Как почернела вдруг земля и ходит ходуном!
Меня качает и несет, как на воде челнок.
Откуда эти тучи вдруг и эта темень днем?
Как будто серый, сизый дым полнеба заволок.

Вот здесь, в лощине, я усну без гробовой плиты.
Мимоза осенит меня и даст прохладу в зной.
Детишки с фермы иногда здесь будут рвать цветы,
И я услышу, как они играют надо мной.

У.-Э. (БИЛЛ) ХАРВИ

(1895-1963)

К ЗАПАДУ ОТ ЭЛИС-СПРИНГС

Мы едем на запад от Элис-Спрингс, и Сэм сидит у руля.
Я в грейдер очищаю ножи, когда налипает земля.
Мы белый размалываем известняк, мы тонем в красной пыли,
На сотни миль песок да пыль по всей автостраде легли.

Цветы портулака багряные пылают по сторонам,
Душистый дождь из цветов золотых сыплют акации нам.
Но рушатся вмиг кусты и цветы – с корнями куст и цветок,
Как только Сэм пускает ножи на этот красный песок.

Дрожат эвкалипты и мульга, не в силах сдержать свой страх.
Мелькнут змея иль утконос и вмиг исчезают в кустах.
Мы дерн сдираем, мы камни дробим, мы вспарываем пласты,
И кто разберет – бандикут или крот ныряют юрко в кусты.

Бегут термиты, а птицы печально зовут тишину,
Но этот стучащий, гудящий враг всю будоражит страну.
Шины шуршат по заросшей тропе, где среди лесов и песков
Дети Австралии столько веков своих почитали богов.

Мчимся по руслу сверстницы мира, высохшей древней реки,
Где допотопных кенгуру громадные спят костяки.
Машем рукой ребятишкам нагим – к Эрлунде ведет поворот.
Где встарь австралиец из ямины пил, там наш радиатор пьет.

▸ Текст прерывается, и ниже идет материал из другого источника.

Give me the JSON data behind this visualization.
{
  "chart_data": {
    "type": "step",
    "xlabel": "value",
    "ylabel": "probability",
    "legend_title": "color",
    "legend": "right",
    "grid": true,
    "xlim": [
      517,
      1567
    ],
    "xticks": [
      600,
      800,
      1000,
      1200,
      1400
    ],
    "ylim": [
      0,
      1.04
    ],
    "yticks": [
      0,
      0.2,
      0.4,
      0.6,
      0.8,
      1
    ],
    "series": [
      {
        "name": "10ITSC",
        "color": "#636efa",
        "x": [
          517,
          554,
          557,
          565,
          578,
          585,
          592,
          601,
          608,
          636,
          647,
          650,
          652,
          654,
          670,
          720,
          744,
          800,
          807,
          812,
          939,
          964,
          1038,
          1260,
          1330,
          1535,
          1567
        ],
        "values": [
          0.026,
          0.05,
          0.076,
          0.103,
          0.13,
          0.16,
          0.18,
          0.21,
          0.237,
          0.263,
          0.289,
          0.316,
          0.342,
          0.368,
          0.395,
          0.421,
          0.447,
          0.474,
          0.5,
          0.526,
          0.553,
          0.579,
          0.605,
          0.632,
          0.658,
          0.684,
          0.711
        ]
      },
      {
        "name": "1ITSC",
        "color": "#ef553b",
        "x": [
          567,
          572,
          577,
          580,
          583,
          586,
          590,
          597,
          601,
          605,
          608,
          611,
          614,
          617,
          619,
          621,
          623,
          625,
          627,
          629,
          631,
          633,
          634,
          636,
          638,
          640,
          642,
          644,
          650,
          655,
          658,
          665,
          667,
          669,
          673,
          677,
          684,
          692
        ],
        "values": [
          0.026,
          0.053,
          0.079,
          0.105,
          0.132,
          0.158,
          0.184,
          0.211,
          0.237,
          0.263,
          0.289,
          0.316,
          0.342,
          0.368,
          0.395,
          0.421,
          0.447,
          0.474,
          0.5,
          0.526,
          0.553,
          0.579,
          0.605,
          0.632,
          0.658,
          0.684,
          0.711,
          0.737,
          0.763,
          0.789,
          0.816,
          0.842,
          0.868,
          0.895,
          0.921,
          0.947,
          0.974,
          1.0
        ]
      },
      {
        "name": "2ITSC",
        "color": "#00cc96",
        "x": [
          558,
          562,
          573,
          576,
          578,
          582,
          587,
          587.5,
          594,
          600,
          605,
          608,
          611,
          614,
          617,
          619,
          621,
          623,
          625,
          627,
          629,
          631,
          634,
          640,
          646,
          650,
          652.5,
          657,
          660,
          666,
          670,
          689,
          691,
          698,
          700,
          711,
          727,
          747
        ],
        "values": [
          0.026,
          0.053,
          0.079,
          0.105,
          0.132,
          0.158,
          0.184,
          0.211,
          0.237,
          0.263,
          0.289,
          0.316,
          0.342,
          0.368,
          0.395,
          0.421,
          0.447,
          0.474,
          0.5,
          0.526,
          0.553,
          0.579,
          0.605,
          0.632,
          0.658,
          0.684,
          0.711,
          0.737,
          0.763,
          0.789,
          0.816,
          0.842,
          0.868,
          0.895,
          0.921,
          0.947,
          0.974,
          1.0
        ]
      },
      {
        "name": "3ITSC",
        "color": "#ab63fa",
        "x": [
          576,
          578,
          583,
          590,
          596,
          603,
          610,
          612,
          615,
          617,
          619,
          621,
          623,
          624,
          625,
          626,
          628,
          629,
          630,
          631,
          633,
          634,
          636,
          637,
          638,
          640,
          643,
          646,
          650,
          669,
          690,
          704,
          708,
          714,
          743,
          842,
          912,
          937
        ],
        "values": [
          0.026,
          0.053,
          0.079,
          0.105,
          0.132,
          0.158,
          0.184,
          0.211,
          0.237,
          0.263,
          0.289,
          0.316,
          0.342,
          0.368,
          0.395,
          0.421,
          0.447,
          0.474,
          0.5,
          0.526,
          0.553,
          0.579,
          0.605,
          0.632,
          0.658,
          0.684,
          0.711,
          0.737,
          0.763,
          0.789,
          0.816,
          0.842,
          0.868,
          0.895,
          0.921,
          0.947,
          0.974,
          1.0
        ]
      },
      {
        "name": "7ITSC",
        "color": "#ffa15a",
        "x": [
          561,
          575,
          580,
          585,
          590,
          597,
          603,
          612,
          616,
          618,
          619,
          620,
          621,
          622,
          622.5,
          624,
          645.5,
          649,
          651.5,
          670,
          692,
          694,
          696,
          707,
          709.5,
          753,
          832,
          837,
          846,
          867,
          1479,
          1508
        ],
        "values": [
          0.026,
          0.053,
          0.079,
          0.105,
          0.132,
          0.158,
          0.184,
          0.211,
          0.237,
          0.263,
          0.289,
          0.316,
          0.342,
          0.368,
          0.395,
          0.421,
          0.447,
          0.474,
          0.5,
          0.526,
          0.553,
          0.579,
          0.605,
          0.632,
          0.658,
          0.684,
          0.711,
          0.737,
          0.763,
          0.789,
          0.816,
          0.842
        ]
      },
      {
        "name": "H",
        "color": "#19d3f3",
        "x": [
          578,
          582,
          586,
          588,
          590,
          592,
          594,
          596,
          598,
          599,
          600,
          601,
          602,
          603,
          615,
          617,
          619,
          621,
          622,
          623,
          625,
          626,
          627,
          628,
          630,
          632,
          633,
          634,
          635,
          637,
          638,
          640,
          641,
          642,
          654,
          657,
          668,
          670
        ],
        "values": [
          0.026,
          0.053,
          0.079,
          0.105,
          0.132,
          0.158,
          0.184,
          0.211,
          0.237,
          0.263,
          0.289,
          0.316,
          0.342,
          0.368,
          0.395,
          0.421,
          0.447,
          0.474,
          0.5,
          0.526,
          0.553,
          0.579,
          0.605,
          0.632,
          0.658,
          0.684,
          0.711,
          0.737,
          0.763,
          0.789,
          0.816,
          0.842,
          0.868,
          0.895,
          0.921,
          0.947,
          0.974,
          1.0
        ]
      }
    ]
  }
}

Среди щербатых обрывов Кулгери ночлег свой раскинули мы,
И вот огоньком осветились кругом причудливые холмы.
Где воющий динго на своде священной пещеры изображен,
Мы в зыбкой мгле лежим на земле, на звездный глядим небосклон.

Когда же под утро кричит попугай и лес пробуждается вдруг,
Когда в предрассветной редеющей мгле покажется старый Мамбук,
Мы встанем с дружком, наш грейдер ревет, и камни летят под откос,
И песню свою я громко пою под грохот ножей и колес.